UNASUR

President Bharrat Jagdeo last week signed a treaty in Brasilia to establish the so-called Union of South American Nations (UNASUR). Comprising Argentina, Brazil, Bolivia, Chile, Colombia, Ecuador, Paraguay, Peru, Suriname, Uruguay and Venezuela, in addition to Guyana, the fledgling union is aimed at promoting continental integration, with particular emphasis on strengthening political dialogue, economic cooperation, social cohesion, energy integration, environmental protection and infrastructure development.

Once ratified by its members, in accordance with their respective constitutional requirements, UNASUR will begin to take formal, operational shape. It will have three councils – at the level of presidents, foreign ministers and delegates – and a secretariat in Quito, Ecuador. Heads will meet annually (yes, more summits!) and foreign ministers every six months. Sectoral ministerial meetings will also be held as determined by the presidents. Former Ecuadorian President Rodrigo Borja has reportedly been nominated for the position of Secretary General and Chile’s President Michelle Bachelet will be the first to hold the rotating presidency of UNASUR.
UNASUR is the result of the vision of Brazilian President Lula da Silva, going back to the First Summit of South American leaders which he hosted in Brasilia in August 2000. It has emerged after progressing through successive summits aimed at deepening regional cooperation and integration, most notably through the initiative for the Integration of the Regional Infrastructure in South America (IISRA), established by the Second South American Summit in Guayaquil, Ecuador, in July 2002 and then through the promulgation of a South American Community of Nations, launched at the Third Summit, in Cuzco, Peru, in December 2004.

President Jagdeo has been a regular attendee at these South American summits and had signalled his early commitment to Lula’s project, built around the two main integration groupings in South America, the Southern Common Market (MERCOSUR – Argentina, Brazil, Paraguay, Uruguay and Venezuela) and the Andean Community of Nations (Bolivia, Colombia, Ecuador and Peru).

The eventual outcome could well be the creation of a South American version of the European Union, but these are still early days for the long-standing and ambitious Latin American dream of continental unity.

Apart from the power of Lula’s charisma, the economist in Mr Jagdeo would no doubt have been swayed by the numbers put forward by Lula, who sees the future growth of South America in terms of the creation of a vast internal continental market, based on some 360 million people, with a GDP of almost US$1 trillion and exports of goods and services worth US$180 billion.

Mr Jagdeo would in all likelihood have also been convinced of the benefits of integration with South America as evidenced in the literally concrete progress being made in the construction of the bridge over the Takutu. The IISRA also envisions an all-weather Lethem-Georgetown road, which could open up a huge market to the south. 

Of course, there are those who view UNASUR as a thinly disguised strategy by Brazil to assert its hegemony in the region. Brazil is after all the largest economy in Latin America and borders all the other countries of South America except for Chile and Ecuador.

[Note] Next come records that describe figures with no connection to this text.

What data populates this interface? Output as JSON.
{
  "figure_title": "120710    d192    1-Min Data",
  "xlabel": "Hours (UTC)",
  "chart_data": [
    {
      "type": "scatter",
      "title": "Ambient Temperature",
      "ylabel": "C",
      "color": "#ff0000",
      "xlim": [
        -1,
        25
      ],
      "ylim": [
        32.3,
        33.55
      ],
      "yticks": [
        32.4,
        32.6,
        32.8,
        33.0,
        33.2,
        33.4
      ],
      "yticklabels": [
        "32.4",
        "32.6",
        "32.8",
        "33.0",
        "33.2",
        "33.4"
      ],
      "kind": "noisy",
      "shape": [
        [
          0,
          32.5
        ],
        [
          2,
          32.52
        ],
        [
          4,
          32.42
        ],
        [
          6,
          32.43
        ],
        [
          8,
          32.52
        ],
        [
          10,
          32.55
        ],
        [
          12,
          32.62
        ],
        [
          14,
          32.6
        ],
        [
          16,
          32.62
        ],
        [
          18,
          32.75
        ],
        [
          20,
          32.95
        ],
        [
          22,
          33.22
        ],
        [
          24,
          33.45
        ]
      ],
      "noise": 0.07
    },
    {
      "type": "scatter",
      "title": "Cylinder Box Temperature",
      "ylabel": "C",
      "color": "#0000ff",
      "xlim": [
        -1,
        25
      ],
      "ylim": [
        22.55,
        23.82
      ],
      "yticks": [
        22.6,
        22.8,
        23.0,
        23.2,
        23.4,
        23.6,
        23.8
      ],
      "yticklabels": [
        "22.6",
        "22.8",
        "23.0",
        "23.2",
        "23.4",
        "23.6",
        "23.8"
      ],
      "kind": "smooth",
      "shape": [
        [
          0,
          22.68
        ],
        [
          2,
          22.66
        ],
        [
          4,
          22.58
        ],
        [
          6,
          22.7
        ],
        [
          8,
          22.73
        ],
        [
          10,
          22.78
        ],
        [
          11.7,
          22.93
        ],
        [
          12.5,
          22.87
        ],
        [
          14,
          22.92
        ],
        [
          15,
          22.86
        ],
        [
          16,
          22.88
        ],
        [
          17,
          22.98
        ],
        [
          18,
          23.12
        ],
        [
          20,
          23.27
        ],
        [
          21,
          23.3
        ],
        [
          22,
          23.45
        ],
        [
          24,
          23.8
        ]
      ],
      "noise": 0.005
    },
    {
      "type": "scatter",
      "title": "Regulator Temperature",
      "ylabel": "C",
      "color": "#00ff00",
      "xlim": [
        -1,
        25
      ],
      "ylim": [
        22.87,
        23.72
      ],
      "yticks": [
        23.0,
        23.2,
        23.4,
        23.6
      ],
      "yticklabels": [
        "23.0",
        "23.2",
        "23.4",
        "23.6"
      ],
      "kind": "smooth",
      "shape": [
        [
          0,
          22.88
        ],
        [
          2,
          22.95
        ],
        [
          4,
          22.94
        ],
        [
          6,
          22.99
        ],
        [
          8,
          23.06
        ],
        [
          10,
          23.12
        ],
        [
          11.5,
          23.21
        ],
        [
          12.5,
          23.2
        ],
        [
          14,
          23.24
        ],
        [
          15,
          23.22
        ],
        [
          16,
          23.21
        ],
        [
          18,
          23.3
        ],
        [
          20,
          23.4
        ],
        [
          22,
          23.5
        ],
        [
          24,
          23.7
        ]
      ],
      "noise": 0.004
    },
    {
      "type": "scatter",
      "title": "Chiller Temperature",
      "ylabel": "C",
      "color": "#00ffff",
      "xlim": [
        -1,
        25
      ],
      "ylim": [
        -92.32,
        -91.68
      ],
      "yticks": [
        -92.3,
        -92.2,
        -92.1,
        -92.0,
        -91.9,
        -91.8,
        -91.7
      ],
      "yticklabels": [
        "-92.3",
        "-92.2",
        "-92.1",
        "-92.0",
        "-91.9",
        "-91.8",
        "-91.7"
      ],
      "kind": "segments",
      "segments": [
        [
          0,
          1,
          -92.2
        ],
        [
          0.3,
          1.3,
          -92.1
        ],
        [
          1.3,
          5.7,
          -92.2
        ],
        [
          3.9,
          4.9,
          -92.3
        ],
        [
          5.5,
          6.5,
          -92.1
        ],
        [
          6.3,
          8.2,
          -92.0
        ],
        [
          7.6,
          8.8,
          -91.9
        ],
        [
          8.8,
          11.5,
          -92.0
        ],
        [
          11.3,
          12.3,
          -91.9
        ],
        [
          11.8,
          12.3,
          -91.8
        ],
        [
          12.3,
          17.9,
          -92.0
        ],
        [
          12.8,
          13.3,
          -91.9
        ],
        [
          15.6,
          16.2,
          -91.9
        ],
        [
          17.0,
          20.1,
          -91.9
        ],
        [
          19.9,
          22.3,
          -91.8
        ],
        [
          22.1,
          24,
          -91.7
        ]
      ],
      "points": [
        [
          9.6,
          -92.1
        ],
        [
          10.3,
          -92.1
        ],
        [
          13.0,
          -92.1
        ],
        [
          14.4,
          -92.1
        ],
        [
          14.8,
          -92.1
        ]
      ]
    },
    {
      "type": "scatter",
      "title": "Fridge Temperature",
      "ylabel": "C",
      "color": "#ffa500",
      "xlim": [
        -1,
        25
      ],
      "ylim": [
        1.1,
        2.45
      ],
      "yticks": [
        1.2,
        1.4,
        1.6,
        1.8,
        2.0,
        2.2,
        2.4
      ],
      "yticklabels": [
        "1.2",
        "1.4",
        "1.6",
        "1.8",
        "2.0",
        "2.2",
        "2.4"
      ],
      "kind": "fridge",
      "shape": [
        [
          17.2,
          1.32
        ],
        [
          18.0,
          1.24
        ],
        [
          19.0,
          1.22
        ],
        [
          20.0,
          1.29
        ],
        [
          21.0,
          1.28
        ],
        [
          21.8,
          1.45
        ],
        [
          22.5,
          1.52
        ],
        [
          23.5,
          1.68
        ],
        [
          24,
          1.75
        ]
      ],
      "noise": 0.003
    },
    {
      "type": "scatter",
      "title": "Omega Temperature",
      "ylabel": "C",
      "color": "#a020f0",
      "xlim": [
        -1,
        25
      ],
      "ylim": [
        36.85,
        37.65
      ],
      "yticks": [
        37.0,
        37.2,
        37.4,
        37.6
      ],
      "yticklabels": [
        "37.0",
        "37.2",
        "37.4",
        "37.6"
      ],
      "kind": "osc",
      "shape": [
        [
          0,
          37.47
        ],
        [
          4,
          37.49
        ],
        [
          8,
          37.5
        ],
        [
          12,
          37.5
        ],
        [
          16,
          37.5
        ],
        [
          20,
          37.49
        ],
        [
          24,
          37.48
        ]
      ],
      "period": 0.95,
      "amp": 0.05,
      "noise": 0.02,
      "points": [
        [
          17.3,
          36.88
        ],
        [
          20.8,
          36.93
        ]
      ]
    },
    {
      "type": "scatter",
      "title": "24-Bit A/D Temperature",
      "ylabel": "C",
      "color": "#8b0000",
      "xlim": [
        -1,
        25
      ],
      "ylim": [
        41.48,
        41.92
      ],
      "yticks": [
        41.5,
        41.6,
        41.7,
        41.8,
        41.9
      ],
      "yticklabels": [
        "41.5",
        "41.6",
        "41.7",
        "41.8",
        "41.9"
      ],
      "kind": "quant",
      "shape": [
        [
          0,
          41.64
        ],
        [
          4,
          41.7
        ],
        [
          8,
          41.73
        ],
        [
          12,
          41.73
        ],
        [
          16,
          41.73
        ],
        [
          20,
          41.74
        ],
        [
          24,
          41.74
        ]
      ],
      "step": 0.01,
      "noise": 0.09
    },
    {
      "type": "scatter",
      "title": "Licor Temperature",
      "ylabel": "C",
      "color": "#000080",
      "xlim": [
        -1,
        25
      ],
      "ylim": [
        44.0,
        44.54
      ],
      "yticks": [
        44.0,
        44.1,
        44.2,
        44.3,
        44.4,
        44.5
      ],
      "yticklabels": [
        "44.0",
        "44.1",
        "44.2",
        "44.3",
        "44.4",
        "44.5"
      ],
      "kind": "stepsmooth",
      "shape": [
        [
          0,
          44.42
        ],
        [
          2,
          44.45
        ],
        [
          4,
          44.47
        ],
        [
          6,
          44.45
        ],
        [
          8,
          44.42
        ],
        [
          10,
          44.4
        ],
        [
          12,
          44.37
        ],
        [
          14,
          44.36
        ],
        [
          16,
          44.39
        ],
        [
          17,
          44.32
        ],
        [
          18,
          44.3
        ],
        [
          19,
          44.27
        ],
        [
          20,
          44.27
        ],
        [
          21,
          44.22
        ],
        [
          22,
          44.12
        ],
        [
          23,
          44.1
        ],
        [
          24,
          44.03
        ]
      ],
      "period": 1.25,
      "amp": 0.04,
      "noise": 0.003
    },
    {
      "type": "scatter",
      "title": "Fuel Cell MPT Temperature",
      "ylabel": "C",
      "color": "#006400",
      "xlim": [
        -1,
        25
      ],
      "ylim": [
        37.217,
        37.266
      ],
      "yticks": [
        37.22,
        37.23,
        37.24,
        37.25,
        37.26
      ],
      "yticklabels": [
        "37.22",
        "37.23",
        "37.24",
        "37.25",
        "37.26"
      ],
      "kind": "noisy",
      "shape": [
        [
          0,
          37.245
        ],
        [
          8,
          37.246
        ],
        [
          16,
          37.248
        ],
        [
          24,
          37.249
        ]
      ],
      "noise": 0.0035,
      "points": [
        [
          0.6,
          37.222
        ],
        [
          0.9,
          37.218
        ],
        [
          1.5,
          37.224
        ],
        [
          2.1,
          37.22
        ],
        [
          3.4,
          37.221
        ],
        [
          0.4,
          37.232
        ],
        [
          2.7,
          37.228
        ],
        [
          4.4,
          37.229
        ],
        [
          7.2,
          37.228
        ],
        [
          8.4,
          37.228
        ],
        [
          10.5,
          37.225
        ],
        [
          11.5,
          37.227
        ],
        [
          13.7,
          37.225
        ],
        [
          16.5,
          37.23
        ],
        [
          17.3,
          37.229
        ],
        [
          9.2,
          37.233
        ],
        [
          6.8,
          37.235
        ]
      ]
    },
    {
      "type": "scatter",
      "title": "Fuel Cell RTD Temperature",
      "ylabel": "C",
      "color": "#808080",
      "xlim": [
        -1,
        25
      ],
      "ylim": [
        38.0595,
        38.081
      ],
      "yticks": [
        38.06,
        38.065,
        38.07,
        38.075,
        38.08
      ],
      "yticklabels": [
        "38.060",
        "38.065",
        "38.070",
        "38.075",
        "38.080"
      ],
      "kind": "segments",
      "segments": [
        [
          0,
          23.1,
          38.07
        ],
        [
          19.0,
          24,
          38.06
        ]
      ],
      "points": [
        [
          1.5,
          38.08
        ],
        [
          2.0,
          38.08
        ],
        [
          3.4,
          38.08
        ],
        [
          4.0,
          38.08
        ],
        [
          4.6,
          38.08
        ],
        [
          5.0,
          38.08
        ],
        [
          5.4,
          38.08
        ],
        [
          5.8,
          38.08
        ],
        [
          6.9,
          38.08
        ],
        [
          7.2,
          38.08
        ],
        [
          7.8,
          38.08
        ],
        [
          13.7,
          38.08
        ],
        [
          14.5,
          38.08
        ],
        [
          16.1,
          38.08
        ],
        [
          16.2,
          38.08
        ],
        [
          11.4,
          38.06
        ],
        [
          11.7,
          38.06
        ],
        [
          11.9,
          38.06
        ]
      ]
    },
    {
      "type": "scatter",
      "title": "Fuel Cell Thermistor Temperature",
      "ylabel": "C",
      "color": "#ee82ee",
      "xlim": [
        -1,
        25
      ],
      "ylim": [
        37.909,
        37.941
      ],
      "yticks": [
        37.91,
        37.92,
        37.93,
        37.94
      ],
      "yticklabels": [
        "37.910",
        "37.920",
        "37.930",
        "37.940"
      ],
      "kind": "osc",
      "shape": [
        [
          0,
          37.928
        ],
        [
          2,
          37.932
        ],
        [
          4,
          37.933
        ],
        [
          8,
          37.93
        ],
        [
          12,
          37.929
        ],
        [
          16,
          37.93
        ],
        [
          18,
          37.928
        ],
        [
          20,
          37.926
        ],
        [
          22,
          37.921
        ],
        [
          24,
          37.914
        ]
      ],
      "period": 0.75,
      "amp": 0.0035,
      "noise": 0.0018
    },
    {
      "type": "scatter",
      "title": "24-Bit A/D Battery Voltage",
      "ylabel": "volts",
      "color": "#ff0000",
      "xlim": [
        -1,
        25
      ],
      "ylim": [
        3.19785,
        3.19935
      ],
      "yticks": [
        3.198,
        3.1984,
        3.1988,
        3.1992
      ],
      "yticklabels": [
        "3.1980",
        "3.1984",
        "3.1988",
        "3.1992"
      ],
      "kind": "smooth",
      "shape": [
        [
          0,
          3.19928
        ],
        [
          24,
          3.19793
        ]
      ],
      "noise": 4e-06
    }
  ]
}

Then there is the Chávez factor. With the rise of the radical left in Latin America, fuelled by the Venezuelan President’s petro-dollars, Lula has portrayed himself as the moderate face of the left, playing a more statesmanlike role in rallying other regional leaders behind him.

Rather than seek confrontation with Mr Chávez though, Lula has engaged with him. Lula has supported the Venezuelan’s idea of the Bank of the South, launched in December 2007, with working capital of US$7 billion, of which Venezuela is contributing US$3 billion and Brazil US$2 billion, to finance regional development and combat poverty in the region. And Mr Chávez has supported the Brazilian proposal for a South American Defence Council, as a regional security mechanism for preserving territorial integrity and preventing foreign interventions.

Colombian President Alvaro Uribe has however blocked approval of the council for the moment, citing the threat of terrorism and the continued possibility of carrying out extra-territorial actions. A task force comprising representatives of the defence ministries of UNASUR will work on preparing a new proposal in three months’ time.

Both the Bank of the South and the Defence Council will be important components of the UNASUR project.

There is undoubtedly great potential for benefit for Guyana in terms of our physical integration and through development cooperation and trade with the rest of the continent. UNASUR could well help to unlock that potential and, in truth, we could not have afforded to be left out.

It is not clear however what Guyana’s financial obligations will be or just how a depleted foreign ministry will properly service and secure benefits from yet another regional process with the plethora of meetings and activities that are bound to ensue. Indeed, one wishes that the government could have engendered a broader, national debate, involving civil society and the private sector, on the pros and cons of signing on to UNASUR before the fact, rather than having it presented as a fait accompli, with little public awareness of the new treaty obligations and their implications for our national security and development.